Медленно переодевшись, Ева с немалым трудом заползла в туалет, обнаружив там унитаз, выскобленный до совершенно сказочного состояния. И новенький коврик на холодном кафельном полу. И аккуратно сложенную гигиеническую пеленку на полочке для туалетной бумаги. Илья обживался как мог.

И странное дело: ее это вовсе не раздражало.

12. 9.1

Никогда еще кухня унылой квартиры не сияла такой чистотой. Не то, чтобы Ева была засранкой, нет. Просто ей даже в голову не приходило выскребать вековую плесень из плиточных швов и полировать тряпкой оконную раму.
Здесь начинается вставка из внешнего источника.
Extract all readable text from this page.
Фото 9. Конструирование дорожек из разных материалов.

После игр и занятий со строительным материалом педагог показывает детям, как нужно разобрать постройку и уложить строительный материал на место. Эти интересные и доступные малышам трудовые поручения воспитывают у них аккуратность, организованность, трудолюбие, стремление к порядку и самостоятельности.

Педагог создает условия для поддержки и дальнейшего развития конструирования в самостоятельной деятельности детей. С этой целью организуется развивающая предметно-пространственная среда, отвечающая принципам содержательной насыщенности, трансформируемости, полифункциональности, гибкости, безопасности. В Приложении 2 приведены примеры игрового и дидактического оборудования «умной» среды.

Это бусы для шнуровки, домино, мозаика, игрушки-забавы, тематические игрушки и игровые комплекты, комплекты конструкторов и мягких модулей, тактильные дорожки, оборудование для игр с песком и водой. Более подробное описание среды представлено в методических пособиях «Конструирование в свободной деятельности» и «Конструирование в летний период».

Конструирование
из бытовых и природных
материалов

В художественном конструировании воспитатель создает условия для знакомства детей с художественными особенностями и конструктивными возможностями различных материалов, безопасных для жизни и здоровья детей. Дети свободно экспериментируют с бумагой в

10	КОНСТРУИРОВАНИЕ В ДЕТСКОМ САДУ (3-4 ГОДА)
Эта квартира требовала ремонта, но который у Евы не было денег. И сил тоже не было. И желание не появлялось. А теперь она робко сидела за выскобленным до зубовного скрежета старым столом и ела очумительно вкусную курицу под белым соусом, щедро приправленную чесноком. Никогда она не любила чеснок. Как и все нормальные двуликие. А тут вдруг оказалось, что курица с чесноком, — это нечто божественное. Еще одно доказательство Евиной ненормальности.

— Ифумительно! — медленно пережевывая и закатывая глаза в приступе гастрономического экстаза девушка прохрипела. — Это тебе мамочка научила, сыночек?

Ляпнула и прикусила язык. Это же надо сморозить такое, Змеевская жена и на кухне торчит, обучая сыночка кулинарным премудростям. Илья тут же прямо-таки окаменел (вполне ожидаемо) и взгляд его потяжелел. Кажется, даже кухонный воздух, пропитанный ароматами ужина, ощутимо сгустился.

— Ей! — край тарелки украсив куриной обглоданной ножкой Ева вытерла пальцы бумажной салфеткой и натянуто улыбнулась Змеенышу. — Что снова не так? Ты когда рожи мне корчишь такие, хочется взять деревянную ложку и по лбу шарахнуть наотмашь.

Илья шутку не оценил.

— Матери у меня нет.

— У всех они есть, а тебя добрый аист принес? Или в капусте нашли?

Ну вот зачем она лезет? Правильно Пашка ей говорит постоянно: “Ева, тебе нужно вшить деликатность под кожу!” И умение язык держать за зубами, и… Проще новую Еву скроить, говоря откровенно.

— Кукушка она. — Илья стремительно отвернулся к окну и теперь разглядывал его старую страшную раму так пристально, как будто искал там следы древней цивилизации. — А я, — сын кукушки.

— Змееныш ты, — хмыкнула Ева. Ну-ка, дай свою руку.

И требовательно протянула ладонь.

Илья зябко поежился. Сейчас он действительно напоминал кукушонка. Большеротый, глазастый, взъерошенный. Главное, чтоб из гнезда Еву не выкинул. Или не слопал. Не хотелось ему ничего ей давать, но… Этот насмешливый взгляд действовал на мальчишек всегда безотказно. Змееныш грудь выпятил, подбородок задрал и отважно накрыл ее руку ладонью. Большущей такой, несуразной.

Гладкость бархатной кожи. Тонкая, болезненно-светлая, как у каждого наследного питерца. Через нее отчетливо проступали крупные выпуклые вены и массивная кость. Длинные, как у настоящего музыканта, красивые пальцы с безупречно-овальными ногтями и узлы крепких костяшек. Запястья широкие, по-мужски уже крепкие. Горячий. У Евы всегда руки холодные, а пальцы Змееныша просто пылали. Как и лицо, уши, шея. Венка, нервно пульсирующая на ней цепляла взгляд своей откровенностью.

— Не трусь так, рептилия! — Ева оскалилась, снова русалочьим взглядом блеснув на мальчишку. — Не съем я тебя.

— Ты мне маникюр что ли делать решила? — Змееныш не дрогнул. Не пугали его эти фокусы. — Очень взгляд у тебя плотоядный.

Русалка ему не ответила. Перевернула ладонь и всмотрелась в сплетение нитей. Так и есть. Вот он, знак нежити. Крохотный узелок жизни потусторонней. И ответ на вопрос: “как такое случилось”?